Based on the characterization and optimization of vamorolone for transactivation, transrepression and physicochemical membrane properties, ReveraGen then moved on to testing safety and efficacy in animal models.

Toxicity, pharmacokinetics, pharmacodynamics, and ADME studies (absorption, distribution, metabolism and excretion) have been conducted. Results have demonstrated that most short-term (acute) properties of vamorolone were similar to traditional glucocorticoids.

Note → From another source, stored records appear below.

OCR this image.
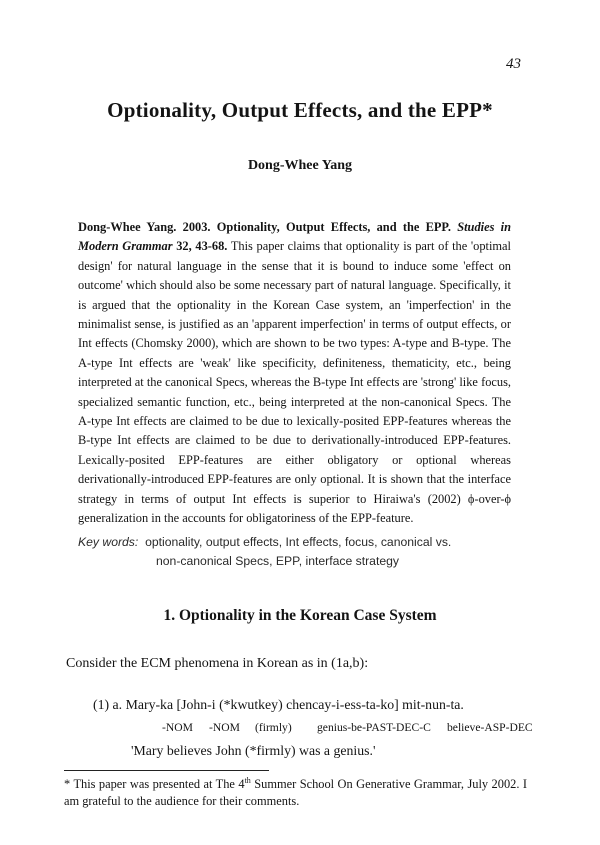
43
Optionality, Output Effects, and the EPP*
Dong-Whee Yang
Dong-Whee Yang. 2003. Optionality, Output Effects, and the EPP. Studies in Modern Grammar 32, 43-68. This paper claims that optionality is part of the 'optimal design' for natural language in the sense that it is bound to induce some 'effect on outcome' which should also be some necessary part of natural language. Specifically, it is argued that the optionality in the Korean Case system, an 'imperfection' in the minimalist sense, is justified as an 'apparent imperfection' in terms of output effects, or Int effects (Chomsky 2000), which are shown to be two types: A-type and B-type. The A-type Int effects are 'weak' like specificity, definiteness, thematicity, etc., being interpreted at the canonical Specs, whereas the B-type Int effects are 'strong' like focus, specialized semantic function, etc., being interpreted at the non-canonical Specs. The A-type Int effects are claimed to be due to lexically-posited EPP-features whereas the B-type Int effects are claimed to be due to derivationally-introduced EPP-features. Lexically-posited EPP-features are either obligatory or optional whereas derivationally-introduced EPP-features are only optional. It is shown that the interface strategy in terms of output Int effects is superior to Hiraiwa's (2002) ϕ-over-ϕ generalization in the accounts for obligatoriness of the EPP-feature.
Key words: optionality, output effects, Int effects, focus, canonical vs.
non-canonical Specs, EPP, interface strategy
1. Optionality in the Korean Case System
Consider the ECM phenomena in Korean as in (1a,b):
(1) a. Mary-ka [John-i (*kwutkey) chencay-i-ess-ta-ko] mit-nun-ta.
-NOM -NOM (firmly) genius-be-PAST-DEC-C believe-ASP-DEC
'Mary believes John (*firmly) was a genius.'
* This paper was presented at The 4th Summer School On Generative Grammar, July 2002. I am grateful to the audience for their comments.
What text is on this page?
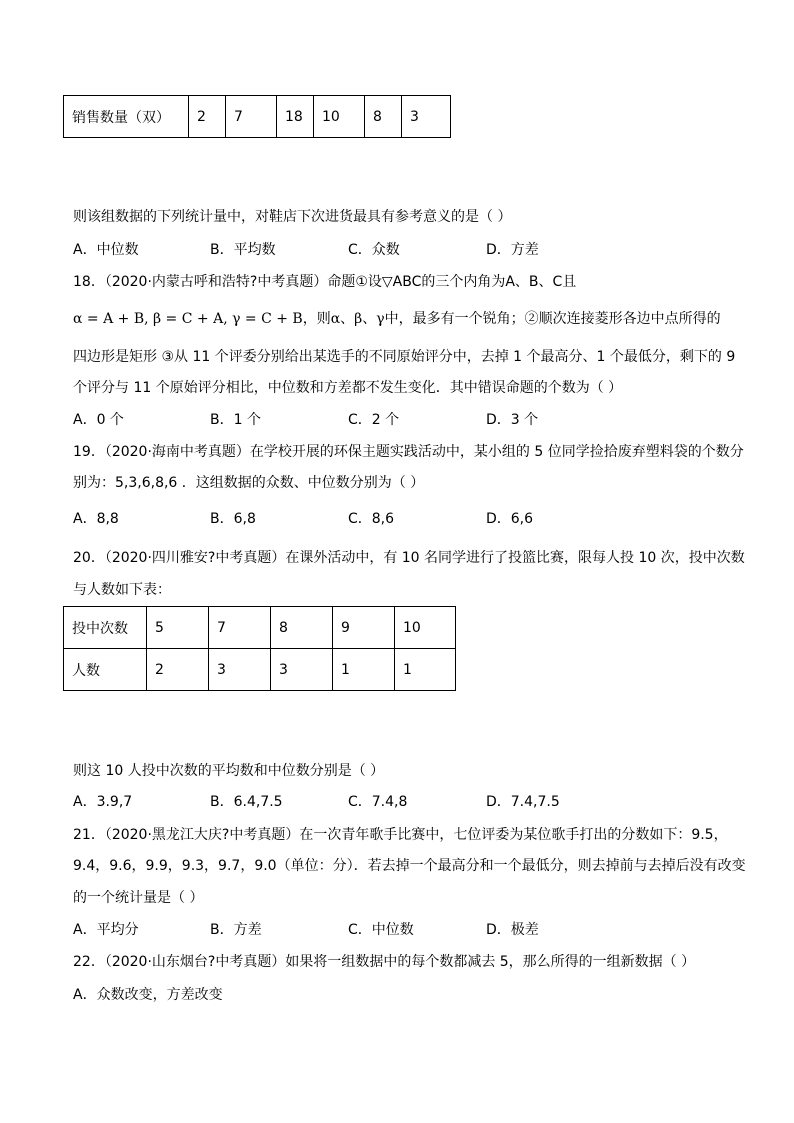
销售数量（双）	2	7	18	10	8	3
则该组数据的下列统计量中，对鞋店下次进货最具有参考意义的是（ ）
A．中位数	B．平均数	C．众数	D．方差
18．（2020·内蒙古呼和浩特?中考真题）命题①设▽ABC的三个内角为A、B、C且
α = A + B, β = C + A, γ = C + B，则α、β、γ中，最多有一个锐角；②顺次连接菱形各边中点所得的
四边形是矩形 ③从 11 个评委分别给出某选手的不同原始评分中，去掉 1 个最高分、1 个最低分，剩下的 9
个评分与 11 个原始评分相比，中位数和方差都不发生变化．其中错误命题的个数为（ ）
A．0 个	B．1 个	C．2 个	D．3 个
19．（2020·海南中考真题）在学校开展的环保主题实践活动中，某小组的 5 位同学捡拾废弃塑料袋的个数分
别为：5,3,6,8,6 ．这组数据的众数、中位数分别为（ ）
A．8,8	B．6,8	C．8,6	D．6,6
20．（2020·四川雅安?中考真题）在课外活动中，有 10 名同学进行了投篮比赛，限每人投 10 次，投中次数
与人数如下表：
投中次数	5	7	8	9	10
人数	2	3	3	1	1
则这 10 人投中次数的平均数和中位数分别是（ ）
A．3.9,7	B．6.4,7.5	C．7.4,8	D．7.4,7.5
21．（2020·黑龙江大庆?中考真题）在一次青年歌手比赛中，七位评委为某位歌手打出的分数如下：9.5，
9.4，9.6，9.9，9.3，9.7，9.0（单位：分）．若去掉一个最高分和一个最低分，则去掉前与去掉后没有改变
的一个统计量是（ ）
A．平均分	B．方差	C．中位数	D．极差
22．（2020·山东烟台?中考真题）如果将一组数据中的每个数都减去 5，那么所得的一组新数据（ ）
A．众数改变，方差改变
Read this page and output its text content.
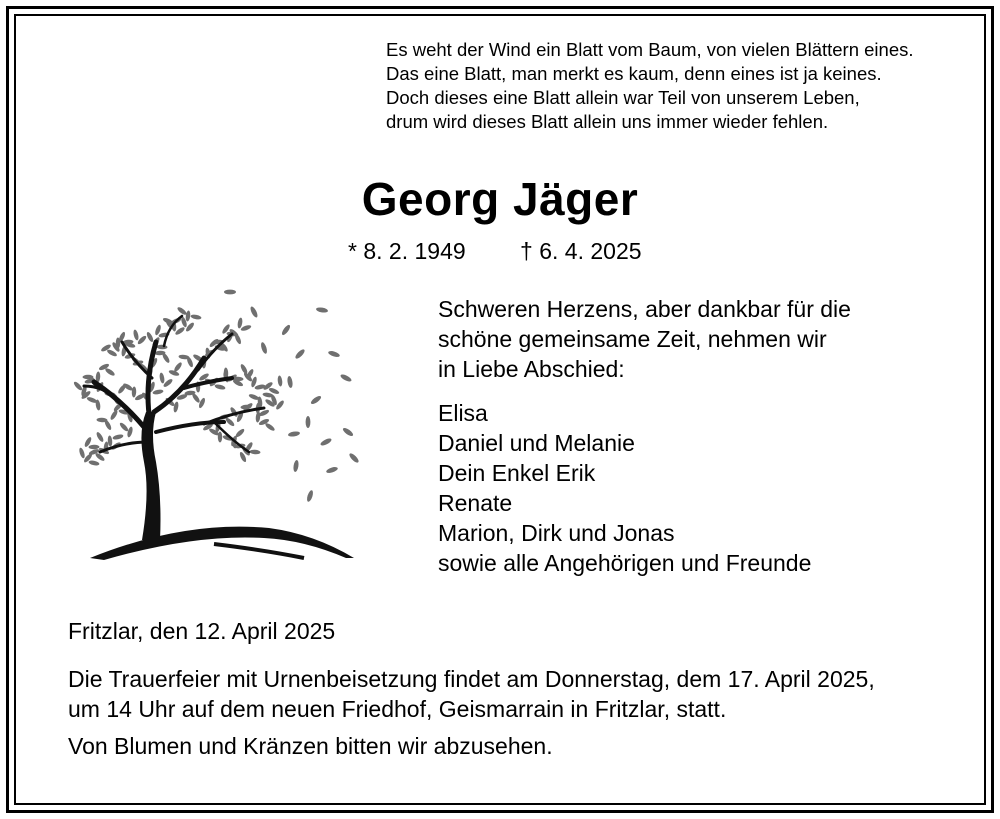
Es weht der Wind ein Blatt vom Baum, von vielen Blättern eines.
Das eine Blatt, man merkt es kaum, denn eines ist ja keines.
Doch dieses eine Blatt allein war Teil von unserem Leben,
drum wird dieses Blatt allein uns immer wieder fehlen.
Georg Jäger
* 8. 2. 1949 † 6. 4. 2025
Schweren Herzens, aber dankbar für die
schöne gemeinsame Zeit, nehmen wir
in Liebe Abschied:
Elisa
Daniel und Melanie
Dein Enkel Erik
Renate
Marion, Dirk und Jonas
sowie alle Angehörigen und Freunde
Fritzlar, den 12. April 2025
Die Trauerfeier mit Urnenbeisetzung findet am Donnerstag, dem 17. April 2025,
um 14 Uhr auf dem neuen Friedhof, Geismarrain in Fritzlar, statt.
Von Blumen und Kränzen bitten wir abzusehen.
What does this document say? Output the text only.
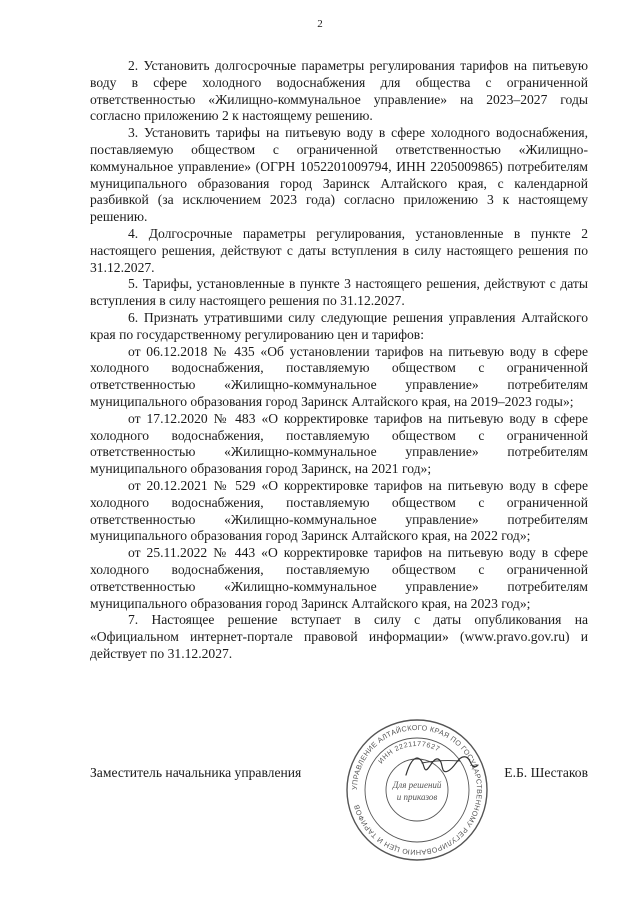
2

2. Установить долгосрочные параметры регулирования тарифов на питьевую воду в сфере холодного водоснабжения для общества с ограниченной ответственностью «Жилищно-коммунальное управление» на 2023–2027 годы согласно приложению 2 к настоящему решению.

3. Установить тарифы на питьевую воду в сфере холодного водоснабжения, поставляемую обществом с ограниченной ответственностью «Жилищно-коммунальное управление» (ОГРН 1052201009794, ИНН 2205009865) потребителям муниципального образования город Заринск Алтайского края, с календарной разбивкой (за исключением 2023 года) согласно приложению 3 к настоящему решению.

4. Долгосрочные параметры регулирования, установленные в пункте 2 настоящего решения, действуют с даты вступления в силу настоящего решения по 31.12.2027.

5. Тарифы, установленные в пункте 3 настоящего решения, действуют с даты вступления в силу настоящего решения по 31.12.2027.

6. Признать утратившими силу следующие решения управления Алтайского края по государственному регулированию цен и тарифов:

от 06.12.2018 № 435 «Об установлении тарифов на питьевую воду в сфере холодного водоснабжения, поставляемую обществом с ограниченной ответственностью «Жилищно-коммунальное управление» потребителям муниципального образования город Заринск Алтайского края, на 2019–2023 годы»;

от 17.12.2020 № 483 «О корректировке тарифов на питьевую воду в сфере холодного водоснабжения, поставляемую обществом с ограниченной ответственностью «Жилищно-коммунальное управление» потребителям муниципального образования город Заринск, на 2021 год»;

от 20.12.2021 № 529 «О корректировке тарифов на питьевую воду в сфере холодного водоснабжения, поставляемую обществом с ограниченной ответственностью «Жилищно-коммунальное управление» потребителям муниципального образования город Заринск Алтайского края, на 2022 год»;

от 25.11.2022 № 443 «О корректировке тарифов на питьевую воду в сфере холодного водоснабжения, поставляемую обществом с ограниченной ответственностью «Жилищно-коммунальное управление» потребителям муниципального образования город Заринск Алтайского края, на 2023 год»;

7. Настоящее решение вступает в силу с даты опубликования на «Официальном интернет-портале правовой информации» (www.pravo.gov.ru) и действует по 31.12.2027.

Заместитель начальника управления	Е.Б. Шестаков
УПРАВЛЕНИЕ АЛТАЙСКОГО КРАЯ ПО ГОСУДАРСТВЕННОМУ РЕГУЛИРОВАНИЮ ЦЕН И ТАРИФОВ
ИНН 2221177627
Для решений
и приказов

Key to showing optimization of vamorolone compared to traditional glucocorticoids was more long-term studies of the balance of efficacy (improvement of muscle strength) vs. side effects in mouse models of muscular dystrophy and inflammatory diseases. Multiple studies were conducted using the mdx mouse model of Duchenne muscular dystrophy (a mouse lacking dystrophin in muscle, similar to Duchenne muscular dystrophy patients). Studies used mdx mice at both very young and older ages.

Vamorolone consistently showed improvements in muscle function that were similar to or superior to prednisone (Heier et al., 2013). Treatment of young mdx mice showed a dose-dependent reduction in muscle inflammation, and improved muscle strength.

Vamorolone showed loss of side effects seen with prednisone. These included loss of growth stunting, loss of heart fibrosis, and loss of immunosuppressive effects.

Other types of muscular dystrophy are also being tested in mouse models, including calpain 3 deficiency (LGMD2A), dysferlin deficiency (LGMD2B), inflammatory myopathies, and others.